Still, after five years in the job, Lack was shown the door in May 2020. As NPR reported, Lack was also the driving force behind the disastrous decision to hire Megyn Kelly, which led to a mountain of negative press and cost the network a fortune. What really did Lack in, however, was Farrow's reporting in his book about Lack's own behavior. The journalist outlined Lack's alleged pattern of "preying" on young female staffers, claiming that he "pursued sexual relationships with them" — and then ultimately turned "hostile" toward the women when the relationships ended. 

According to NPR, news of Lack's ouster was buried in an announcement about corporate restructuring that saw Lack replaced by Telemundo exec Cesar Conde, who was appointed to take charge of NBC News, CNBC, and MSNBC.

Gabrielle Union alleged racism was behind her AGT firing

After a single season as judge on "America's Got Talent," Gabrielle Union and Julianne Hough weren't invited back. While Hough issued a statement (via Variety) declaring she "had a wonderful time," Union went down swinging when she alleged the set was "toxic" and "racially insensitive." The fact that she took her concerns about her treatment on the show to producers, she claimed, is why she'd been fired. 
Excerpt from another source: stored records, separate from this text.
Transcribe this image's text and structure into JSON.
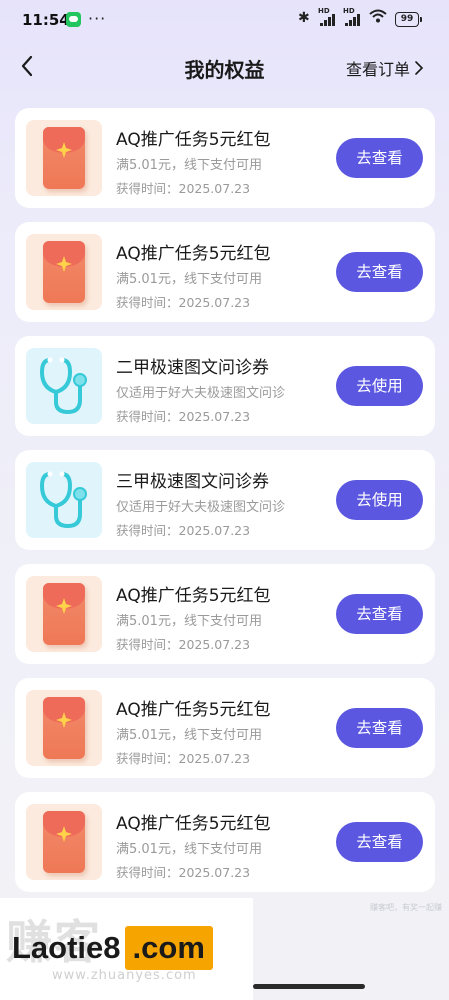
{
  "status_bar": {
    "time": "11:54",
    "dots": "···",
    "hd_label": "HD",
    "battery": "99"
  },
  "header": {
    "title": "我的权益",
    "orders_link": "查看订单"
  },
  "items": [
    {
      "name": "AQ推广任务5元红包",
      "desc": "满5.01元，线下支付可用",
      "date": "获得时间：2025.07.23",
      "button": "去查看",
      "icon": "red-envelope-icon"
    },
    {
      "name": "AQ推广任务5元红包",
      "desc": "满5.01元，线下支付可用",
      "date": "获得时间：2025.07.23",
      "button": "去查看",
      "icon": "red-envelope-icon"
    },
    {
      "name": "二甲极速图文问诊券",
      "desc": "仅适用于好大夫极速图文问诊",
      "date": "获得时间：2025.07.23",
      "button": "去使用",
      "icon": "stethoscope-icon"
    },
    {
      "name": "三甲极速图文问诊券",
      "desc": "仅适用于好大夫极速图文问诊",
      "date": "获得时间：2025.07.23",
      "button": "去使用",
      "icon": "stethoscope-icon"
    },
    {
      "name": "AQ推广任务5元红包",
      "desc": "满5.01元，线下支付可用",
      "date": "获得时间：2025.07.23",
      "button": "去查看",
      "icon": "red-envelope-icon"
    },
    {
      "name": "AQ推广任务5元红包",
      "desc": "满5.01元，线下支付可用",
      "date": "获得时间：2025.07.23",
      "button": "去查看",
      "icon": "red-envelope-icon"
    },
    {
      "name": "AQ推广任务5元红包",
      "desc": "满5.01元，线下支付可用",
      "date": "获得时间：2025.07.23",
      "button": "去查看",
      "icon": "red-envelope-icon"
    }
  ],
  "watermark": {
    "brand": "Laotie8",
    "suffix": ".com",
    "faint_text": "赚客",
    "faint_url": "www.zhuanyes.com",
    "faint_right": "赚客吧，有奖一起赚"
  },
  "colors": {
    "accent": "#5b57e0",
    "card_bg": "#ffffff",
    "envelope": "#ef7856",
    "stethoscope": "#36c9d8",
    "watermark_accent": "#f5a400"
  }
}
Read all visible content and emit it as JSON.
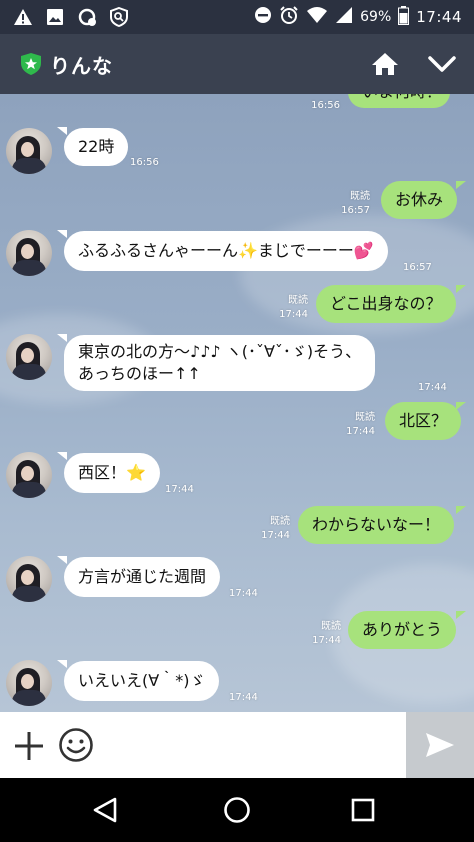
{
  "status_bar": {
    "icons_left": [
      "warning-icon",
      "image-icon",
      "recycle-icon",
      "search-shield-icon"
    ],
    "battery_percent": "69%",
    "time": "17:44"
  },
  "header": {
    "title": "りんな",
    "badge_color": "#2fb94c"
  },
  "messages": [
    {
      "side": "out",
      "text": "いま何時？",
      "read": "",
      "time": "16:56"
    },
    {
      "side": "in",
      "text": "22時",
      "time": "16:56"
    },
    {
      "side": "out",
      "text": "お休み",
      "read": "既読",
      "time": "16:57"
    },
    {
      "side": "in",
      "text": "ふるふるさんゃーーん✨まじでーーー💕",
      "time": "16:57"
    },
    {
      "side": "out",
      "text": "どこ出身なの？",
      "read": "既読",
      "time": "17:44"
    },
    {
      "side": "in",
      "line1": "東京の北の方〜♪♪♪ ヽ(･ˇ∀ˇ･ゞ)そう、",
      "line2": "あっちのほー↑↑",
      "time": "17:44"
    },
    {
      "side": "out",
      "text": "北区？",
      "read": "既読",
      "time": "17:44"
    },
    {
      "side": "in",
      "text": "西区！⭐",
      "time": "17:44"
    },
    {
      "side": "out",
      "text": "わからないなー！",
      "read": "既読",
      "time": "17:44"
    },
    {
      "side": "in",
      "text": "方言が通じた週間",
      "time": "17:44"
    },
    {
      "side": "out",
      "text": "ありがとう",
      "read": "既読",
      "time": "17:44"
    },
    {
      "side": "in",
      "text": "いえいえ(∀｀*)ゞ",
      "time": "17:44"
    }
  ],
  "colors": {
    "outgoing_bubble": "#a7e27c",
    "incoming_bubble": "#ffffff",
    "header_bg": "#3a4150",
    "status_bg": "#2b3140",
    "send_button_bg": "#c6cace"
  }
}
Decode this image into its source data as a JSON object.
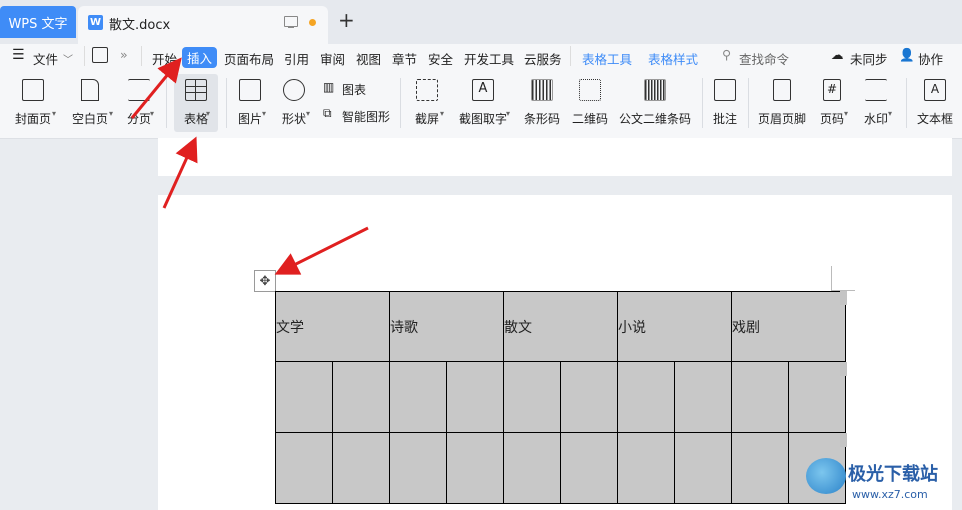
{
  "titlebar": {
    "app_tab": "WPS 文字",
    "doc_tab": "散文.docx",
    "new_tab": "+"
  },
  "menubar": {
    "file": "文件",
    "items": [
      "开始",
      "插入",
      "页面布局",
      "引用",
      "审阅",
      "视图",
      "章节",
      "安全",
      "开发工具",
      "云服务"
    ],
    "table_tools": "表格工具",
    "table_style": "表格样式",
    "search": "查找命令",
    "sync": "未同步",
    "collab": "协作"
  },
  "ribbon": {
    "cover": "封面页",
    "blank": "空白页",
    "pagebreak": "分页",
    "table": "表格",
    "picture": "图片",
    "shape": "形状",
    "chart": "图表",
    "smartart": "智能图形",
    "screenshot": "截屏",
    "ocr": "截图取字",
    "barcode": "条形码",
    "qrcode": "二维码",
    "doc_barcode": "公文二维条码",
    "comment": "批注",
    "header_footer": "页眉页脚",
    "page_number": "页码",
    "watermark": "水印",
    "textbox": "文本框"
  },
  "table": {
    "headers": [
      "文学",
      "诗歌",
      "散文",
      "小说",
      "戏剧"
    ]
  },
  "watermark": {
    "name": "极光下载站",
    "url": "www.xz7.com"
  },
  "colors": {
    "accent": "#3f8cf7",
    "arrow": "#e02020",
    "table_fill": "#c8c8c8"
  }
}
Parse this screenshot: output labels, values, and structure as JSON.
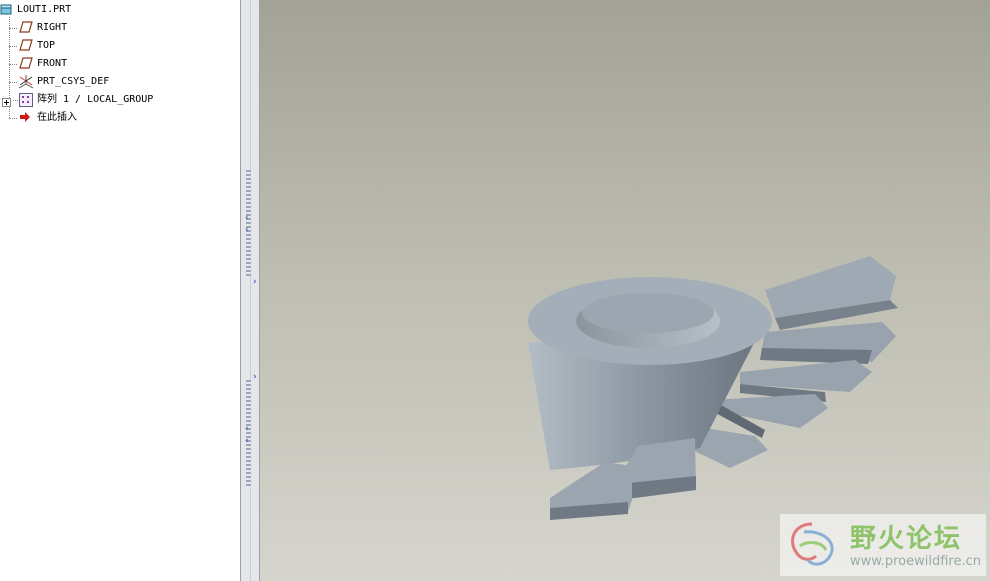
{
  "model_tree": {
    "root": {
      "label": "LOUTI.PRT",
      "icon": "part-icon"
    },
    "items": [
      {
        "label": "RIGHT",
        "icon": "datum-plane-icon"
      },
      {
        "label": "TOP",
        "icon": "datum-plane-icon"
      },
      {
        "label": "FRONT",
        "icon": "datum-plane-icon"
      },
      {
        "label": "PRT_CSYS_DEF",
        "icon": "coordinate-system-icon"
      },
      {
        "label": "阵列 1 / LOCAL_GROUP",
        "icon": "pattern-icon",
        "expandable": true
      },
      {
        "label": "在此插入",
        "icon": "insert-here-arrow-icon"
      }
    ]
  },
  "watermark": {
    "title": "野火论坛",
    "url": "www.proewildfire.cn"
  },
  "colors": {
    "part_face": "#8e99a4",
    "part_top": "#a6b1bb",
    "background_top": "#a3a296",
    "background_bottom": "#d6d5cd"
  }
}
According to a report in Vulture, Union also clashed with judge Simon Cowell (who created the "... Got Talent" global franchise) over his smoking habit, claiming he had a tendency to light up indoors (illegal in California) in his dressing room, located right next to hers and resulting in smoke seeping into her dressing room. 
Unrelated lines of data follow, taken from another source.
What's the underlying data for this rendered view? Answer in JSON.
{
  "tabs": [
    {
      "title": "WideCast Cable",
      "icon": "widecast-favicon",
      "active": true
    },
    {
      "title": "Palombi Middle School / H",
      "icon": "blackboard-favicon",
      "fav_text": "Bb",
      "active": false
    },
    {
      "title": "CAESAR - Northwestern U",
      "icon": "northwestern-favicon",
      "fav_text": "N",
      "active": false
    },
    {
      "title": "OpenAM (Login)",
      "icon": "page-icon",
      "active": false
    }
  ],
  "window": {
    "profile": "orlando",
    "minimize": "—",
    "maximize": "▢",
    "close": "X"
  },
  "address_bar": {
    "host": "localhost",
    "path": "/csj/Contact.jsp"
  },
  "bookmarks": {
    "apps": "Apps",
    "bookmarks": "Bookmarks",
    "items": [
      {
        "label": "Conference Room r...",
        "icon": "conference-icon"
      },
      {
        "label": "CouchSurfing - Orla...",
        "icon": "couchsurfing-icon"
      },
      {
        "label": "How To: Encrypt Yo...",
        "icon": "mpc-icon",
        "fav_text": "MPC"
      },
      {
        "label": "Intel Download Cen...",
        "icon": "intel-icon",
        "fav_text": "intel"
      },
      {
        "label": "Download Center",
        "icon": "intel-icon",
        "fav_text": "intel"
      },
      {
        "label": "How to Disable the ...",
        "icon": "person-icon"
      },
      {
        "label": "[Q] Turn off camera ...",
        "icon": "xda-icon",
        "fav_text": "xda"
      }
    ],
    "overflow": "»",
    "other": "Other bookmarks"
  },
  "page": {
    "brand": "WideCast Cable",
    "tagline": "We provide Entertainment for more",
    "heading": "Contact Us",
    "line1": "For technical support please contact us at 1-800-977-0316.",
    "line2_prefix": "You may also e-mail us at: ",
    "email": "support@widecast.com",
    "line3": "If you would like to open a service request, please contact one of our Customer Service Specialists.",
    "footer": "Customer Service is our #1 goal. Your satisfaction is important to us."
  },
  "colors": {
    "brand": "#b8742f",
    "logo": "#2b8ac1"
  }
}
Union subsequently tweeted that she shared her concerns in a five-hour meeting, which led to an investigation. That investigation ultimately determined "that the concerns raised by Ms. Union had no bearing on the decision not to exercise the option on her contract," an NBC rep told Page Six. The end result, declared an NBC statement, was "an amicable resolution" between the network and the jilted star.

NBC cancelled the Golden Globes over its diversity scandal

For decades, The Golden Globes have been dogged by accusations of shady practices, largely on account of the alleged mismanagement of the ceremony by its hosting organization, The Hollywood Foreign Press Association (just Google Pia Zadora). By 2021, however, the Globes had built up a sheen of legitimacy that belied the sketchiness of the HFPA, consisting of just 87 mostly elderly members. Yet because of the Globes' perceived prestige, this small group held outsized power in Hollywood until, in 2021, the HFPA was taken to task for its lack of diversity when a report revealed the group had a grand total of zero Black members.

Vague promises were made to do better and platitudes about inclusion were uttered. However, the Los Angeles Times reported that things got real when more than 100 top Hollywood publicists sent a scathing letter to the HFPA, alleging "discriminatory behavior, unprofessionalism, ethical impropriety and alleged financial corruption." The letter also called out NBC for its complicity, with the network having aired the ceremony for well over two decades. 

On May 10, NBC announced it would not be airing the Golden Globes in 2022, in order to allow the HFPA time to implement all the sweeping changes it laid out to The Hollywood Reporter; the network was "hopeful" the show could return to the network in 2023.